Сказать, что бывают эпидемии самоубийств, означало бы повторить то, что давно стало общеизвестным. И поскольку случаются они нередко, доказано даже, что всякое сенсационное felo de se, о каком пишут газеты, обязательно сопровождается другими, но привлекающими к себе меньшее внимание: частота их, в самом деле, никак не соразмерна величине каждой такой вспышки. Иногда, однако, особенно в деревнях и маленьких городках, безумие распространяется, как лесной пожар, и становится всепоглощающей страстью, чья ярость напоминает тогда великие эпидемии, известные из истории. Такого рода вспышка безумия охватила Версаль в 1793 году, когда это бедствие унесло около четверти населения; эпидемия же в Hôtel des Invalides в Париже была лишь одним из заметных эпизодов в числе многих, что имели место в нашем веке. В такие моменты зрение словно изменяет целым общинам, и безносая Смерть, жнец в черном одеянии, начинает казаться им прекраснейшим ангелом. Подобно созревшей деве, уставшей нести бремя целомудрия и в полуобмороке падающей в пропасть сладкого и страшного своего желания — душа, тяготясь воздержанием жизни, по доброй воле нисходит в могильную тьму и в прелюбодейном союзе том обращает Смерть в свою подругу.

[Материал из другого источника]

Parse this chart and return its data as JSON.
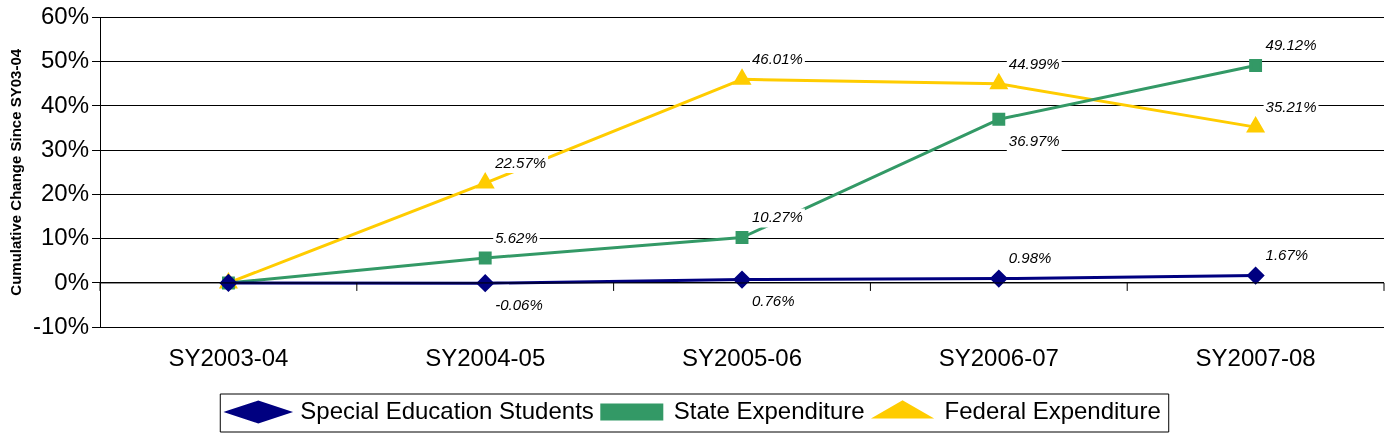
{
  "chart_data": {
    "type": "line",
    "ylabel": "Cumulative Change Since SY03-04",
    "categories": [
      "SY2003-04",
      "SY2004-05",
      "SY2005-06",
      "SY2006-07",
      "SY2007-08"
    ],
    "series": [
      {
        "name": "Special Education Students",
        "color": "#000080",
        "marker": "diamond",
        "values": [
          0,
          -0.06,
          0.76,
          0.98,
          1.67
        ],
        "value_labels": [
          null,
          "-0.06%",
          "0.76%",
          "0.98%",
          "1.67%"
        ]
      },
      {
        "name": "State Expenditure",
        "color": "#339966",
        "marker": "square",
        "values": [
          0,
          5.62,
          10.27,
          36.97,
          49.12
        ],
        "value_labels": [
          null,
          "5.62%",
          "10.27%",
          "36.97%",
          "49.12%"
        ]
      },
      {
        "name": "Federal Expenditure",
        "color": "#ffcc00",
        "marker": "triangle",
        "values": [
          0,
          22.57,
          46.01,
          44.99,
          35.21
        ],
        "value_labels": [
          null,
          "22.57%",
          "46.01%",
          "44.99%",
          "35.21%"
        ]
      }
    ],
    "ylim": [
      -10,
      60
    ],
    "yticks": [
      {
        "value": -10,
        "label": "-10%"
      },
      {
        "value": 0,
        "label": "0%"
      },
      {
        "value": 10,
        "label": "10%"
      },
      {
        "value": 20,
        "label": "20%"
      },
      {
        "value": 30,
        "label": "30%"
      },
      {
        "value": 40,
        "label": "40%"
      },
      {
        "value": 50,
        "label": "50%"
      },
      {
        "value": 60,
        "label": "60%"
      }
    ],
    "grid": "y",
    "legend": "bottom",
    "line_style": "solid"
  }
}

Мода ширится — и становится всеобщей; дышать — это уже не современно; саван делается comme il faut, и сей погребальный покров обретает притягательность и éclat подвенечного платья. Гроб не слишком узок в роли нечестивого брачного ложа, и сладкие глыбы долины не лишат бесплодного жениха корчащегося в смертных муках потомства. В самом действии подобной вспышки самоубийственного безумия, однако, нет ничего особенно таинственного: оно столь же постижимо, если не столь же объяснимо, как заражение холерой; ведь душа не менее чувствительна к прикосновению другой души, чем тело — к воздействию другого тела.
Во время достопамятной вспышки этой странной болезни в 1875 году я решился нарушить покой глубокого Молчания, каковым, словно плащом, окутал себя мой друг, князь Залесский. Собственно говоря, я написал ему письмо, интересуясь его мнением об эпидемии. Ответ его повторял лаконичные слова, адресованные Господу дома скорби в Вифании:
«Пойди и посмотри».
К этому, однако, он добавил постскриптум: «Но о какой эпидемии речь?»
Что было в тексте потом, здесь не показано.